Residents don’t get to choose their hospital, though, if they need to be taken by ambulance, officials said. Fire departments and ambulance service Seals are taking residents to the nearest hospitals so the emergency workers can be freed up as quickly as possible in case they’re needed elsewhere, officials said.
If needed, a street department snowplow could dig through snow to help the Franklin Fire Department. The fire department is responding to emergency calls without them, spokesman Chuck Ridpath said. Emergency vehicles are driving slower than usual because of the icy streets, but still have gotten to Monday morning’s calls within three minutes, he said.
The White River Township Fire Department has a truck with a plow on it, so the department will use that truck to dig out a fire engine that gets stuck in snow or plow an area so emergency vehicles can get closer to a house, Chief Jeremy Pell said.
Pell’s concern is about the cold temperatures which, at 14 below zero Monday morning, could quickly cause skin to freeze or hypothermia. If residents continue without electricity in their homes, the Center Grove school district is providing a school bus to evacuate groups of people to warm school buildings, Pell said.
The Franklin Police Department is responding to all calls, and the Johnson County Sheriff’s Office is doing the same. Franklin police handled two car accidents, 13 slideoffs and three disabled vehicle calls since Saturday night due to the slick and snowy roads, spokesman Kerry Atwood said. Two semis got stuck Monday morning at Paris and Arvin drives, he said. The sheriff’s office had eight slideoffs during the same timeframe.
The weather isn’t bad enough for officers not to take a report on a resident’s slashed tire, and few accidents were reported Monday morning because people are obeying the travel ban that forbids them from driving on the roads unless they have an emergency, Sheriff Doug Cox said.
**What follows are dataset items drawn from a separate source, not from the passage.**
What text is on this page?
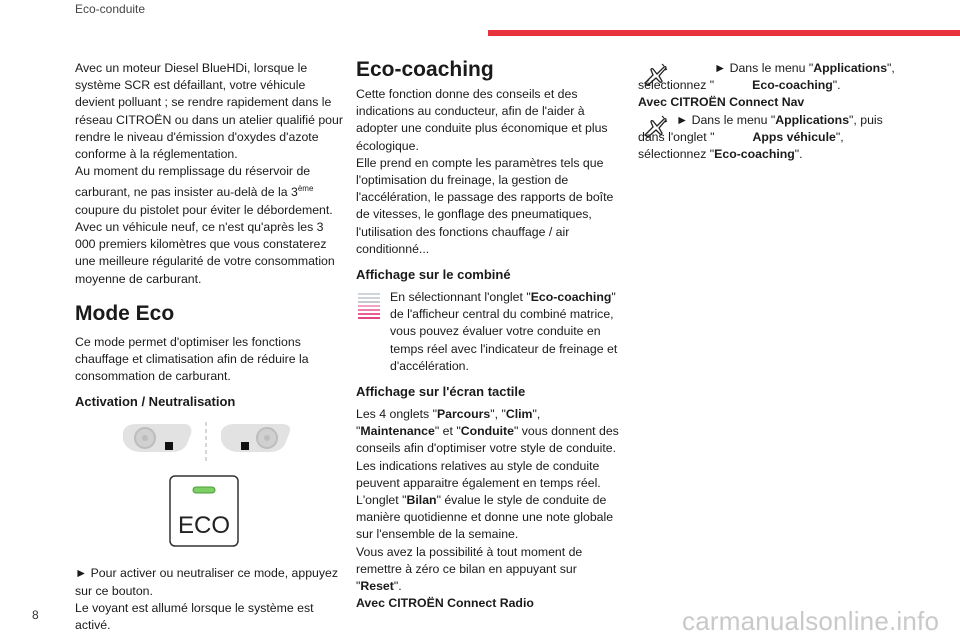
Eco-conduite

Avec un moteur Diesel BlueHDi, lorsque le système SCR est défaillant, votre véhicule devient polluant ; se rendre rapidement dans le réseau CITROËN ou dans un atelier qualifié pour rendre le niveau d'émission d'oxydes d'azote conforme à la réglementation.

Au moment du remplissage du réservoir de carburant, ne pas insister au-delà de la 3ème coupure du pistolet pour éviter le débordement.

Avec un véhicule neuf, ce n'est qu'après les 3 000 premiers kilomètres que vous constaterez une meilleure régularité de votre consommation moyenne de carburant.

Mode Eco

Ce mode permet d'optimiser les fonctions chauffage et climatisation afin de réduire la consommation de carburant.

Activation / Neutralisation
ECO

► Pour activer ou neutraliser ce mode, appuyez sur ce bouton.

Le voyant est allumé lorsque le système est activé.

Eco-coaching

Cette fonction donne des conseils et des indications au conducteur, afin de l'aider à adopter une conduite plus économique et plus écologique.

Elle prend en compte les paramètres tels que l'optimisation du freinage, la gestion de l'accélération, le passage des rapports de boîte de vitesses, le gonflage des pneumatiques, l'utilisation des fonctions chauffage / air conditionné...

Affichage sur le combiné

En sélectionnant l'onglet "Eco-coaching" de l'afficheur central du combiné matrice, vous pouvez évaluer votre conduite en temps réel avec l'indicateur de freinage et d'accélération.

Affichage sur l'écran tactile

Les 4 onglets "Parcours", "Clim", "Maintenance" et "Conduite" vous donnent des conseils afin d'optimiser votre style de conduite.

Les indications relatives au style de conduite peuvent apparaitre également en temps réel.

L'onglet "Bilan" évalue le style de conduite de manière quotidienne et donne une note globale sur l'ensemble de la semaine.

Vous avez la possibilité à tout moment de remettre à zéro ce bilan en appuyant sur "Reset".

Avec CITROËN Connect Radio

► Dans le menu "Applications", sélectionnez "	Eco-coaching".

Avec CITROËN Connect Nav

► Dans le menu "Applications", puis dans l'onglet "	Apps véhicule", sélectionnez "Eco-coaching".

8	carmanualsonline.info
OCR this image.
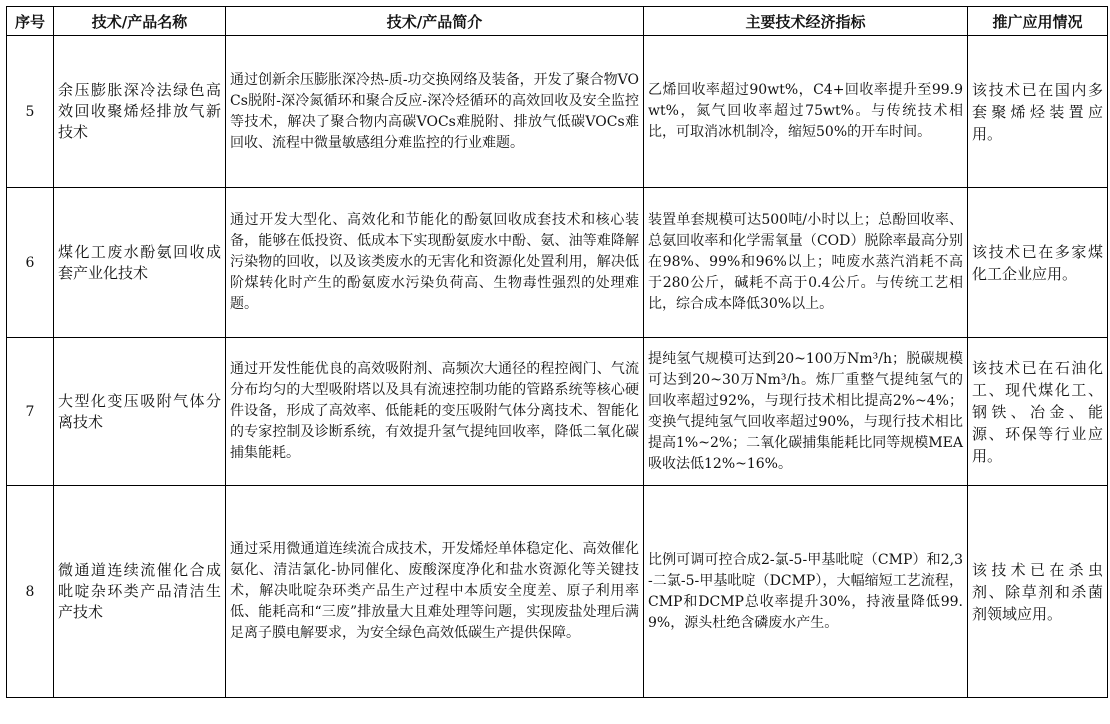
序号	技术/产品名称	技术/产品简介	主要技术经济指标	推广应用情况
5	余压膨胀深冷法绿色高效回收聚烯烃排放气新技术	通过创新余压膨胀深冷热-质-功交换网络及装备，开发了聚合物VOCs脱附-深冷氮循环和聚合反应-深冷烃循环的高效回收及安全监控等技术，解决了聚合物内高碳VOCs难脱附、排放气低碳VOCs难回收、流程中微量敏感组分难监控的行业难题。	乙烯回收率超过90wt%，C4+回收率提升至99.9wt%，氮气回收率超过75wt%。与传统技术相比，可取消冰机制冷，缩短50%的开车时间。	该技术已在国内多套聚烯烃装置应用。
6	煤化工废水酚氨回收成套产业化技术	通过开发大型化、高效化和节能化的酚氨回收成套技术和核心装备，能够在低投资、低成本下实现酚氨废水中酚、氨、油等难降解污染物的回收，以及该类废水的无害化和资源化处置利用，解决低阶煤转化时产生的酚氨废水污染负荷高、生物毒性强烈的处理难题。	装置单套规模可达500吨/小时以上；总酚回收率、总氨回收率和化学需氧量（COD）脱除率最高分别在98%、99%和96%以上；吨废水蒸汽消耗不高于280公斤，碱耗不高于0.4公斤。与传统工艺相比，综合成本降低30%以上。	该技术已在多家煤化工企业应用。
7	大型化变压吸附气体分离技术	通过开发性能优良的高效吸附剂、高频次大通径的程控阀门、气流分布均匀的大型吸附塔以及具有流速控制功能的管路系统等核心硬件设备，形成了高效率、低能耗的变压吸附气体分离技术、智能化的专家控制及诊断系统，有效提升氢气提纯回收率，降低二氧化碳捕集能耗。	提纯氢气规模可达到20~100万Nm³/h；脱碳规模可达到20~30万Nm³/h。炼厂重整气提纯氢气的回收率超过92%，与现行技术相比提高2%~4%；变换气提纯氢气回收率超过90%，与现行技术相比提高1%~2%；二氧化碳捕集能耗比同等规模MEA吸收法低12%~16%。	该技术已在石油化工、现代煤化工、钢铁、冶金、能源、环保等行业应用。
8	微通道连续流催化合成吡啶杂环类产品清洁生产技术	通过采用微通道连续流合成技术，开发烯烃单体稳定化、高效催化氨化、清洁氯化-协同催化、废酸深度净化和盐水资源化等关键技术，解决吡啶杂环类产品生产过程中本质安全度差、原子利用率低、能耗高和“三废”排放量大且难处理等问题，实现废盐处理后满足离子膜电解要求，为安全绿色高效低碳生产提供保障。	比例可调可控合成2-氯-5-甲基吡啶（CMP）和2,3-二氯-5-甲基吡啶（DCMP），大幅缩短工艺流程，CMP和DCMP总收率提升30%，持液量降低99.9%，源头杜绝含磷废水产生。	该技术已在杀虫剂、除草剂和杀菌剂领域应用。
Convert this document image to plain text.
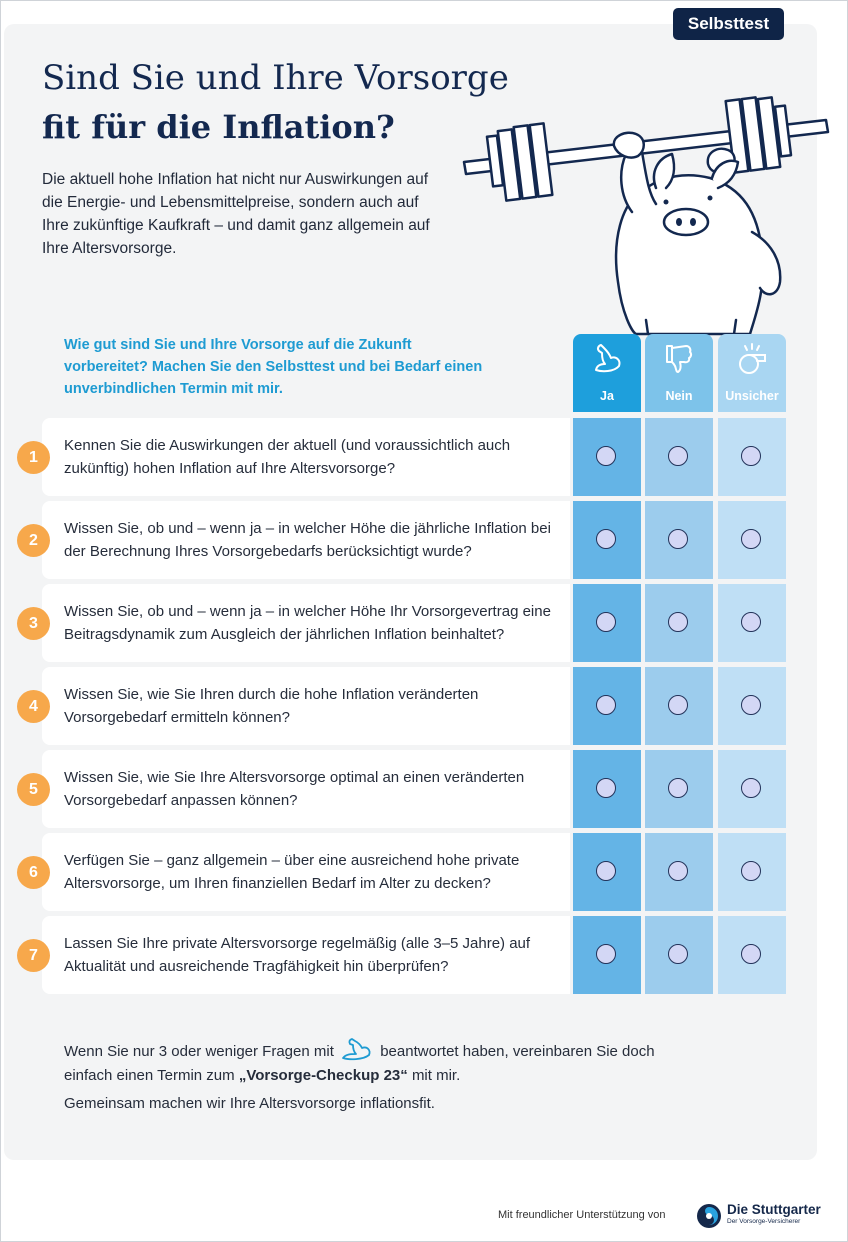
Selbsttest
Sind Sie und Ihre Vorsorge
fit für die Inflation?
Die aktuell hohe Inflation hat nicht nur Auswirkungen auf die Energie- und Lebensmittelpreise, sondern auch auf Ihre zukünftige Kaufkraft – und damit ganz allgemein auf Ihre Altersvorsorge.
Wie gut sind Sie und Ihre Vorsorge auf die Zukunft vorbereitet? Machen Sie den Selbsttest und bei Bedarf einen unverbindlichen Termin mit mir.	Ja	Nein	Unsicher
Kennen Sie die Auswirkungen der aktuell (und voraussichtlich auch zukünftig) hohen Inflation auf Ihre Altersvorsorge?
1
Wissen Sie, ob und – wenn ja – in welcher Höhe die jährliche Inflation bei der Berechnung Ihres Vorsorgebedarfs berücksichtigt wurde?
2
Wissen Sie, ob und – wenn ja – in welcher Höhe Ihr Vorsorgevertrag eine Beitragsdynamik zum Ausgleich der jährlichen Inflation beinhaltet?
3
Wissen Sie, wie Sie Ihren durch die hohe Inflation veränderten Vorsorgebedarf ermitteln können?
4
Wissen Sie, wie Sie Ihre Altersvorsorge optimal an einen veränderten Vorsorgebedarf anpassen können?
5
Verfügen Sie – ganz allgemein – über eine ausreichend hohe private Altersvorsorge, um Ihren finanziellen Bedarf im Alter zu decken?
6
Lassen Sie Ihre private Altersvorsorge regelmäßig (alle 3–5 Jahre) auf Aktualität und ausreichende Tragfähigkeit hin überprüfen?
7
Wenn Sie nur 3 oder weniger Fragen mit	beantwortet haben, vereinbaren Sie doch einfach einen Termin zum „Vorsorge-Checkup 23“ mit mir.
Gemeinsam machen wir Ihre Altersvorsorge inflationsfit.
Mit freundlicher Unterstützung von	Die Stuttgarter
Der Vorsorge-Versicherer
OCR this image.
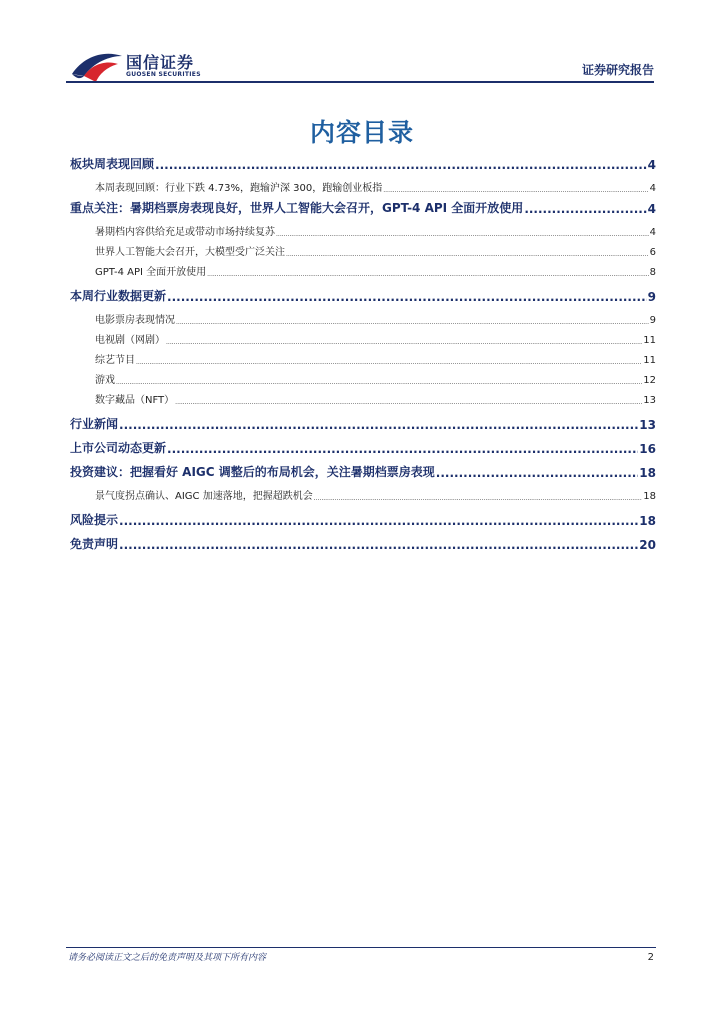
国信证券
GUOSEN SECURITIES	证券研究报告
内容目录
板块周表现回顾 .....	4
本周表现回顾：行业下跌 4.73%，跑输沪深 300，跑输创业板指 .....	4
重点关注：暑期档票房表现良好，世界人工智能大会召开，GPT-4 API 全面开放使用 .....	4
暑期档内容供给充足或带动市场持续复苏 .....	4
世界人工智能大会召开，大模型受广泛关注 .....	6
GPT-4 API 全面开放使用 .....	8
本周行业数据更新 .....	9
电影票房表现情况 .....	9
电视剧（网剧） .....	11
综艺节目 .....	11
游戏 .....	12
数字藏品（NFT） .....	13
行业新闻 .....	13
上市公司动态更新 .....	16
投资建议：把握看好 AIGC 调整后的布局机会，关注暑期档票房表现 .....	18
景气度拐点确认、AIGC 加速落地，把握超跌机会 .....	18
风险提示 .....	18
免责声明 .....	20
请务必阅读正文之后的免责声明及其项下所有内容	2
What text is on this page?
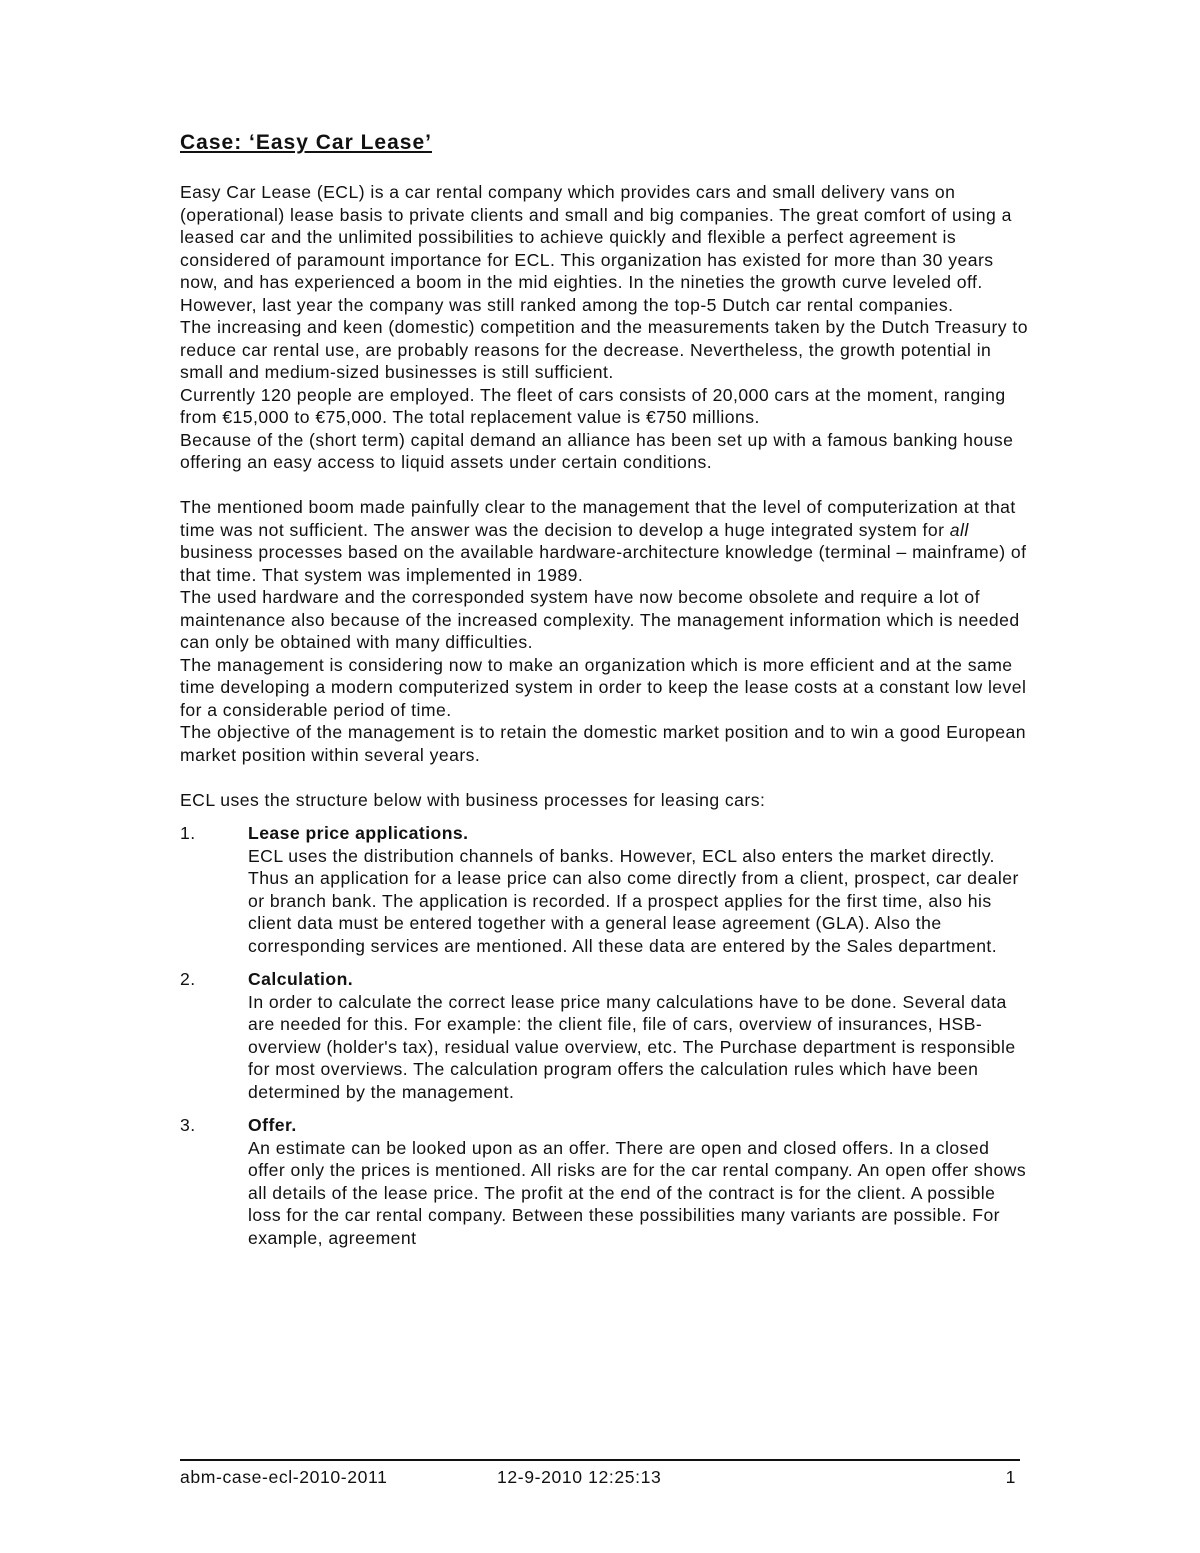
Case: ‘Easy Car Lease’

Easy Car Lease (ECL) is a car rental company which provides cars and small delivery vans on (operational) lease basis to private clients and small and big companies. The great comfort of using a leased car and the unlimited possibilities to achieve quickly and flexible a perfect agreement is considered of paramount importance for ECL. This organization has existed for more than 30 years now, and has experienced a boom in the mid eighties. In the nineties the growth curve leveled off. However, last year the company was still ranked among the top-5 Dutch car rental companies.

The increasing and keen (domestic) competition and the measurements taken by the Dutch Treasury to reduce car rental use, are probably reasons for the decrease. Nevertheless, the growth potential in small and medium-sized businesses is still sufficient.

Currently 120 people are employed. The fleet of cars consists of 20,000 cars at the moment, ranging from €15,000 to €75,000. The total replacement value is €750 millions.

Because of the (short term) capital demand an alliance has been set up with a famous banking house offering an easy access to liquid assets under certain conditions.

The mentioned boom made painfully clear to the management that the level of computerization at that time was not sufficient. The answer was the decision to develop a huge integrated system for all business processes based on the available hardware-architecture knowledge (terminal – mainframe) of that time. That system was implemented in 1989.

The used hardware and the corresponded system have now become obsolete and require a lot of maintenance also because of the increased complexity. The management information which is needed can only be obtained with many difficulties.

The management is considering now to make an organization which is more efficient and at the same time developing a modern computerized system in order to keep the lease costs at a constant low level for a considerable period of time.

The objective of the management is to retain the domestic market position and to win a good European market position within several years.

ECL uses the structure below with business processes for leasing cars:

1.	Lease price applications.
ECL uses the distribution channels of banks. However, ECL also enters the market directly. Thus an application for a lease price can also come directly from a client, prospect, car dealer or branch bank. The application is recorded. If a prospect applies for the first time, also his client data must be entered together with a general lease agreement (GLA). Also the corresponding services are mentioned. All these data are entered by the Sales department.
2.	Calculation.
In order to calculate the correct lease price many calculations have to be done. Several data are needed for this. For example: the client file, file of cars, overview of insurances, HSB-overview (holder's tax), residual value overview, etc. The Purchase department is responsible for most overviews. The calculation program offers the calculation rules which have been determined by the management.
3.	Offer.
An estimate can be looked upon as an offer. There are open and closed offers. In a closed offer only the prices is mentioned. All risks are for the car rental company. An open offer shows all details of the lease price. The profit at the end of the contract is for the client. A possible loss for the car rental company. Between these possibilities many variants are possible. For example, agreement
abm-case-ecl-2010-2011	12-9-2010 12:25:13	1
If you’re concerned about clearing your sidewalk in frigid temperatures, the city is cutting you a break.
Homeowners and businesses in Greenwood and Franklin aren’t being required to shovel their walkways due to the cold temperatures. City ordinances require homeowners to clear sidewalks in front of their home. But the city won’t be enforcing the requirement, Greenwood Mayor Mark Myers said.
Homeowners and businesses won’t be expected to clear sidewalks until temperatures rise to safer levels, Franklin Mayor Joe McGuinness said.
Some areas in the county got up to 11 inches of snow and temperatures were about 14 degrees below zero for most of Monday.
“It’s too dangerously cold to make people get out in the cold, and we prefer they stay in their home and be warm and healthy,” Myers said.
Opening car doors
If you don’t want to face a frozen car door, grab some cooking spray.
Once car doors freeze shut, the only way to get them open may be to chip away at that ice.
That’s why prevention is usually the best way to avoid having frozen doors. Drivers can smear door seals with a little Vaseline or spray non-stick cooking spray to prevent ice from forming, Greenwood Police Sgt. Doug Roller said.
If doors already are frozen shut, a person should try other doors to see if a passenger side or back door will open. Otherwise Roller suggested carefully tapping ice around the door frame with a fist or ice scraper to try to break some of it free.
But be extra careful — the frigid temperatures could cause a window to break, since they might be more brittle due to the cold, he said.